Testimony at court hearings had raised questions about when Snyder knew about the Legionnaires' outbreak. His urban affairs adviser, Harvey Hollins, told a judge that the governor was informed on Christmas Eve 2015. But Snyder had told reporters three weeks later, in January 2016, that he had just learned about it.
Defense attorney Randy Levine said he was informed Monday that Baird, a Flint native, would face charges. Another lawyer, Jamie White, said former Flint public works chief Howard Croft is being charged.
"When the Flint water crisis hit, he wasn’t assigned by Gov. Snyder to go to Flint, but rather he raised his hand and volunteered," Levine said of Baird.

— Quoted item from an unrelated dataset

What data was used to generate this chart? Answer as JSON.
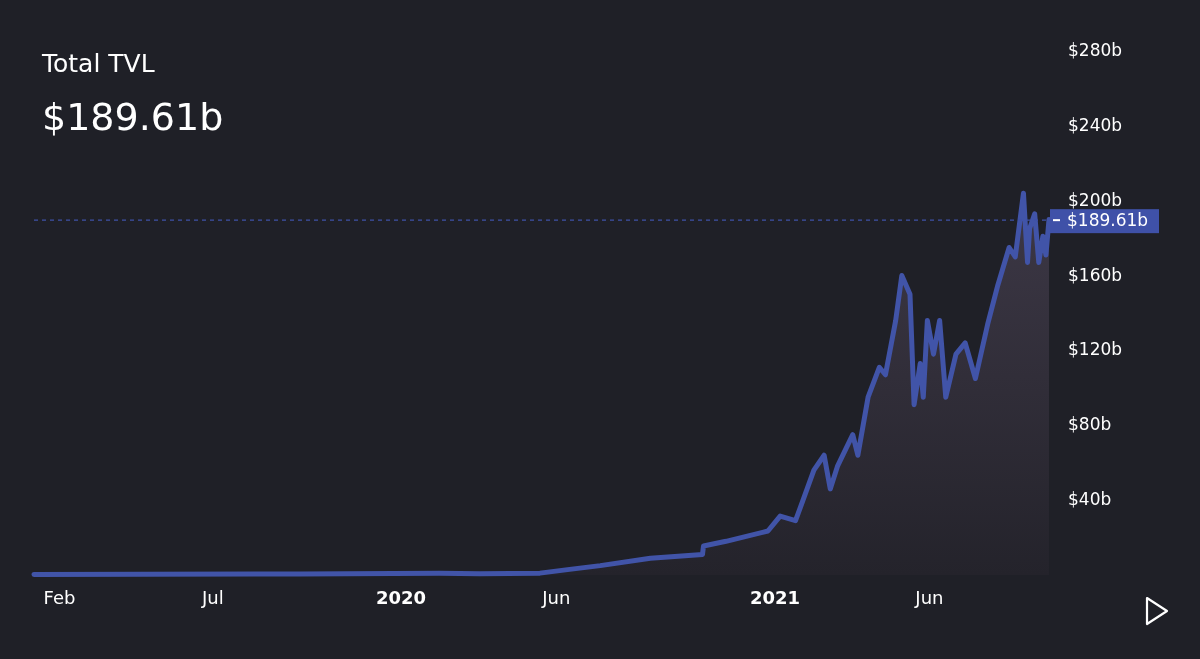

A resident, Edna Sabucco, 61, said she still uses water filters, although the lead service line at her home of 40-plus years has been replaced, along with more than 9,700 others in Flint.
“He swept things under the rug, in my opinion, and to me that makes him just as guilty as everybody else because he should have come out singing like a canary,” Sabucco said of Snyder.
Separately, the state, Flint, a hospital and an engineering firm have agreed to a $641 million settlement with residents over the water crisis, with $600 million coming from Michigan. A judge is considering whether to grant preliminary approval.
White reported from Detroit. Eggert reported from Lansing. John Flesher in Traverse City contributed to this story.